There has been some buzz lately over Neiman Marcus' lack of competitive fervor regarding online discounts. The whole hooplah started with a pair of Marc by Marc Jacobs boots that had been marked down to $580 from $725. These same boots were found elsewhere (Saks, Shopbop, and Zappos) for significantly less. Unfortunately, they were snatched up right away on all three sites, but you could try the Jessica Simpson "Faia" Boot as a more wallet friendly alternative (was $159, now $78.86).
So why would Neiman Marcus choose not to compete with other sites' pricing? Especially with the country experiencing its slowest spending season in years? I found even the Bergdorf Goodman site was offering better discounts than Neiman Marcus. And here's the clincher – they are owned by the same company! So what gives? After rummaging through Neiman's sale section, I went over to Bergdorf's site and found three of the same shoes for significantly cheaper prices.
The Biba Suede Knee Boot is a featured sale item on both sites, but Neiman Marcus offers it for $468 (originally $585), while Bergdorf's sells the boot for $351. I found the Prada Patent Bow Pump on sale at Neiman's for $446 (originally $595). At Bergdorf's, it was marked down to $333 – almost half the original price. I found similar discrepancies for a Louboutin shoe originally priced at $850 (at Neiman's for $637 , and Bergdorf's for $476 ).

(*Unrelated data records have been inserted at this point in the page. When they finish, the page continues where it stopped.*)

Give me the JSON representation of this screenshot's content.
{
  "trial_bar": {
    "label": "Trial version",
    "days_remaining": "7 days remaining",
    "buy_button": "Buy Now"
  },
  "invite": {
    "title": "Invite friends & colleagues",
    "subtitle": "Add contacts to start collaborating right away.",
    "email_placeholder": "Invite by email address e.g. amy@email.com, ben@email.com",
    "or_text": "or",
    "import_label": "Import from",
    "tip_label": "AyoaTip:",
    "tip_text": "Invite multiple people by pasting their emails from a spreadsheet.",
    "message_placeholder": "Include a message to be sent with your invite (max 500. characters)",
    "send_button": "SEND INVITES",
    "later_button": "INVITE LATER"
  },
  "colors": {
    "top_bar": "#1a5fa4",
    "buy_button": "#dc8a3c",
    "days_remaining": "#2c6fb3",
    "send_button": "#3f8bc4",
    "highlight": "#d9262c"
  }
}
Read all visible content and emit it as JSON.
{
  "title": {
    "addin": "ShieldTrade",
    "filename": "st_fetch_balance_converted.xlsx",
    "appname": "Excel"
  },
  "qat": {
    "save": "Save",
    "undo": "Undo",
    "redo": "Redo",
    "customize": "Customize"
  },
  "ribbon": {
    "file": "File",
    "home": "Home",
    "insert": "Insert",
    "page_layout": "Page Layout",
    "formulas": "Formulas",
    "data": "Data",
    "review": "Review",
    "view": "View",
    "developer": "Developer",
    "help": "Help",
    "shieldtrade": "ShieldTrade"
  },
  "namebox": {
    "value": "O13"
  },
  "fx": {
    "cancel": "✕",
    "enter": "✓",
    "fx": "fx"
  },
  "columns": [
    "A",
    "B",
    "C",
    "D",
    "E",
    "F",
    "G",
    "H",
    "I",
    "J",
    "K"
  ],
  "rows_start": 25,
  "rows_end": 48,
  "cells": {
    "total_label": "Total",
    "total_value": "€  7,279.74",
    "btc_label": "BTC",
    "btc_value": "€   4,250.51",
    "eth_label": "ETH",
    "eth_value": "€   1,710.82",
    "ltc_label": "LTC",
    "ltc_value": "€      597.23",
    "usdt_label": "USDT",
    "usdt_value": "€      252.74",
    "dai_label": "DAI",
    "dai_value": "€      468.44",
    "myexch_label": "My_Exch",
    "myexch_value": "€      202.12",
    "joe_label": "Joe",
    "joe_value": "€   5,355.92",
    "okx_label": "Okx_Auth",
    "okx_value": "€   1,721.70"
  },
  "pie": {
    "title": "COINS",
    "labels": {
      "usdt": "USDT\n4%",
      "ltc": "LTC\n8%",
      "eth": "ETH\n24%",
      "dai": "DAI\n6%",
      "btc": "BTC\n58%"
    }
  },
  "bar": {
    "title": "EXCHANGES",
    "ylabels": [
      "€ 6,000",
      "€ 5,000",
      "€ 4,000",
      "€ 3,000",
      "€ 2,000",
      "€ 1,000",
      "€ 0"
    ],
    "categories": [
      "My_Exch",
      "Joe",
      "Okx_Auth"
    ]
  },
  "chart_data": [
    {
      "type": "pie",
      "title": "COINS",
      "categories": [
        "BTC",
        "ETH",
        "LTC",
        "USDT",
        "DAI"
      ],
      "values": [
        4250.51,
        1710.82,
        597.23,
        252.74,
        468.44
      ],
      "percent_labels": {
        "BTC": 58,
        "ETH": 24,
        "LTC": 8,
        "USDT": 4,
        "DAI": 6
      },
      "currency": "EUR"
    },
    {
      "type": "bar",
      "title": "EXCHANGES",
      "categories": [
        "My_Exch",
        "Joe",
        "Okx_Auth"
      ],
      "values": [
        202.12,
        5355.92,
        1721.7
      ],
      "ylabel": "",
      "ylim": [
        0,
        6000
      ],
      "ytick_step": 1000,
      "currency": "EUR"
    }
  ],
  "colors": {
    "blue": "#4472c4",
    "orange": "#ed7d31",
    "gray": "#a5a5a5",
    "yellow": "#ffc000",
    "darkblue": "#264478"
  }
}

So why would the same parent company offer better online discounts at one retailer over another? Do customers truly not care how much they spend? Both stores cater to the same client base, so the ladies who virtually lunch at Neiman’s are likely to cyberhop on over to Bergdorf’s and notice the price differences. Well, according to the rise in Neiman’s profits, that might not matter a whole lot to them.